Apr 26, 2014, 9:36 am
A $50 instant lottery ticket may be in the future, say Ohio Lottery officials buoyed by the success of the agency's first $30 instant ticket.
"The next step in the lottery world is the $50 ticket," lottery director Dennis Berg told lottery commission members at a recent meeting. "We have talked about it here and there are conflicting opinions. Logically it is the next price point, but we do not know when it will happen."
Texas appears to be the only state with a $50 ticket, made available by the Texas Lottery in 2007. Each of its two current $50 instant ticket options offer three $7.5 million prizes. The next prize level is $10,000.
To celebrate its 40th anniversary, the Ohio Lottery debuted the $30 scratch-off ticket in January — the most expensive and offering the largest instant prize in Ohio Lottery history. Five $10 million prizes ($400,000 annually for 25 years) 35 $1 million prizes ($40,000 annually for 25 years) will be awarded.
Sales of the $30 ticket from Jan. 12 through April 19 were $71.9 million, officials said, representing 17 percent of all instant ticket sales. Sales have grown each week. The ticket's success has helped the lottery's overall instant ticket sales, which account for more than half of sales.
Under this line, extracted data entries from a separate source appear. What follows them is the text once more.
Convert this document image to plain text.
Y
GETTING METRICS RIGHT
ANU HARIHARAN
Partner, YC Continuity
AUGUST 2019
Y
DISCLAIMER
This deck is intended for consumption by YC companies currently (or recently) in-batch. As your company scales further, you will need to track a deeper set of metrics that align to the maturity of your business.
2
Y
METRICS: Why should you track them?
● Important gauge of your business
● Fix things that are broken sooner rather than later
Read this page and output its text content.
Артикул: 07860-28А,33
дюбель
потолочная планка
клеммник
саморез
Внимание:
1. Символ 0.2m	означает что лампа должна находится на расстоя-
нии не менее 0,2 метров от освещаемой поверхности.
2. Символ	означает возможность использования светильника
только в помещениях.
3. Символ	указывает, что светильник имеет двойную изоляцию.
Instant ticket sales had been declining for a variety of reasons, including the new racinos and casinos and consumers shopping at big-box stores that don't typically offer lottery games, officials said.
Instant ticket sales in March of $142.3 million were $15.9 million higher than March, 2013 and the highest ever recorded for that month in the lottery history, officials told commission members. It was all due to the $30 ticket.
The lottery currently sells $1, $2, $3, $5, $10 and $20 tickets. The $10 and $20 tickets have traditionally sold well, officials said.
Lottery officials also hope to boost sales with a new app that eliminates the need for players to fill out paper playslips. Beginning Monday, the e-playslip app is available for smartphones. Players choose numbers or have them picked automatically, save them and create a QR code. A retailer scans the code and prints out the ticket.
Only Idaho and Montana have similar apps, officials said.